Sehr geehrte Frau H.

vielen Dank für Ihre Frage zur Reform des Informationsfreiheitsgesetzes (IFG), zu dem im Koalitionsvertrag vom April 2025 steht (Zitat): „Wir wollen den Bundestag zu einem moderneren Gesetzgebungsorgan weiterentwickeln. Der Bundestag muss die Regierung und die Verwaltung effektiv kontrollieren können. Das Informationsfreiheitsgesetz (IFG) in der bisherigen Form wollen wir mit einem Mehrwert für Bürgerinnen und Bürger und Verwaltung reformieren“ (Seite 59 im KOA-Vertrag; Zeile 1893- 1896). Basierend auf dieser Zielvereinbarung hat sich der Koalitionsausschuss am 2. Juli 2026 darauf verständigt, dass genau dieses Vorhaben der Koalition jetzt umgesetzt werden soll. Klar ist: Federführend für die Erarbeitung eines Gesetzesentwurfes ist der Bundesinnenminister Alexander Dobrindt, aber natürlich liegt dieser Gesetzentwurf noch gar nicht vor! Insofern bin ich überrascht von Ihnen folgende Beurteilung zu lesen, für die es noch gar keine Grundlage geben kann: „Mit den geplanten Änderungen wäre Tür und Tor offen für unlautere Arbeit im Parlament und den unkontrollierten Einfluss von Lobbyisten.“ Entschuldigen Sie meine Beurteilung: DAS ist eine faktenfreie Unterstellung.
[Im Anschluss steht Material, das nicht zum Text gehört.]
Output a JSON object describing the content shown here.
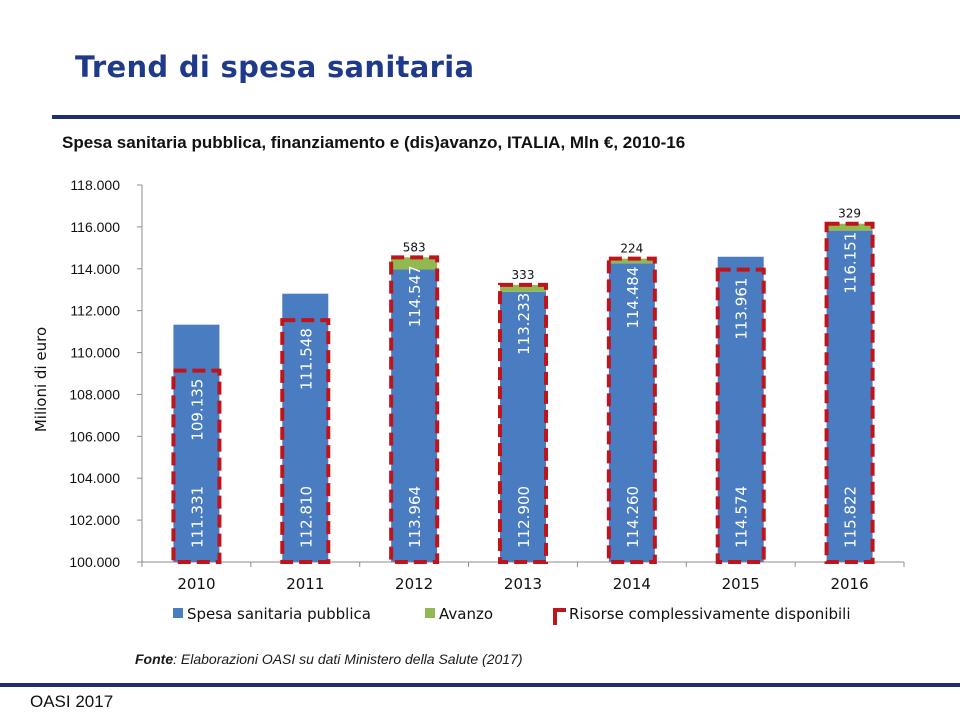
{
  "slide_title": "Trend di spesa sanitaria",
  "footer": "OASI 2017",
  "source": {
    "label": "Fonte",
    "text": ": Elaborazioni OASI su dati Ministero della Salute (2017)"
  },
  "colors": {
    "spesa": "#4a7cc2",
    "avanzo": "#92b94f",
    "risorse": "#c0141c",
    "title": "#1f3a8a",
    "rule": "#1f2f6e"
  },
  "chart_data": {
    "type": "bar",
    "title": "Spesa sanitaria pubblica, finanziamento e (dis)avanzo, ITALIA, Mln €, 2010-16",
    "ylabel": "Milioni di euro",
    "ylim": [
      100000,
      118000
    ],
    "yticks": [
      100000,
      102000,
      104000,
      106000,
      108000,
      110000,
      112000,
      114000,
      116000,
      118000
    ],
    "ytick_labels": [
      "100.000",
      "102.000",
      "104.000",
      "106.000",
      "108.000",
      "110.000",
      "112.000",
      "114.000",
      "116.000",
      "118.000"
    ],
    "categories": [
      "2010",
      "2011",
      "2012",
      "2013",
      "2014",
      "2015",
      "2016"
    ],
    "legend_placement": "bottom",
    "series": [
      {
        "name": "Spesa sanitaria pubblica",
        "values": [
          111331,
          112810,
          113964,
          112900,
          114260,
          114574,
          115822
        ],
        "labels": [
          "111.331",
          "112.810",
          "113.964",
          "112.900",
          "114.260",
          "114.574",
          "115.822"
        ]
      },
      {
        "name": "Avanzo",
        "values": [
          null,
          null,
          583,
          333,
          224,
          null,
          329
        ],
        "labels": [
          null,
          null,
          "583",
          "333",
          "224",
          null,
          "329"
        ]
      },
      {
        "name": "Risorse complessivamente disponibili",
        "values": [
          109135,
          111548,
          114547,
          113233,
          114484,
          113961,
          116151
        ],
        "labels": [
          "109.135",
          "111.548",
          "114.547",
          "113.233",
          "114.484",
          "113.961",
          "116.151"
        ]
      }
    ]
  }
}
Fakt ist, dass es das IFG seit 2006 als Gesetz gibt und dass es in der ersten Großen Koalition auf maßgebliche Initiative der SPD-Bundestagsfraktion eingeführt worden ist. Selbstverständlich wollen wir als Sozialdemokraten auch weiterhin, dass das Parlament transparent und im Sinne der Bürger agiert. Insofern hilft Ihnen für mehr Vertrauen eventuell die öffentliche Äußerung der SPD-Bundesministerin für Justiz und Verbraucherschutz Stefanie Hubig am 8. Juli 2026. In der Regierungsbefragung wurde die Justizministerin von dem Abgeordneten Dr. Till Steffen (BÜNDNIS 90/DIE GRÜNEN) zum IFG gefragt und sie antworte hierzu wie folgt: (Zitat Plenarprotokoll des Bundestages): „Herr Abgeordneter, das IFG ist eine Errungenschaft, für die sich meine Partei, die SPD-Fraktion immer eingesetzt hat. Insofern ist es für mich ganz klar, dass die Exekutive, dass die Regierung natürlich Transparenz herstellen muss, dass sie den Bürgerinnen und Bürgern Rechenschaft über ihr Tun schuldig ist. Deshalb ist es völlig klar, dass es das IFG weitergeben wird und dass wir bei Veränderungen am IFG darauf achten, dass der Grundkonsens, den wir – auch innerhalb der Regierung – darüber haben, wofür das IFG steht, beibehalten wird. Wir haben auch im Koalitionsvertrag die Vereinbarung, dass wir das IFG reformieren wollen – zugunsten der Bürgerinnen und Bürger, zugunsten einer besseren Schlagkraft, sage ich jetzt mal. Herr Abgeordneter, nochmals: Ich habe gesagt, wie ich dazu stehe, wie wir auch innerhalb der Bundesregierung dazu stehen. Wir werden sehen: Es wird sicherlich ein Gesetzentwurf vom zuständigen Ressortminister vorgelegt werden. Wir werden uns den angucken. Sie können sicher sein, dass die Garantie, dass die Regierung transparent über ihr Tun Rechenschaft ablegt, weiterhin vorhanden sein wird.“ In der Mediathek des Bundestages (Quelle: https://www.bundestag.de/dokumente/textarchiv/2026/kw28-de-regierungsbefragung-1154632 ) können Sie sich die Regierungsbefragung nochmals anschauen. 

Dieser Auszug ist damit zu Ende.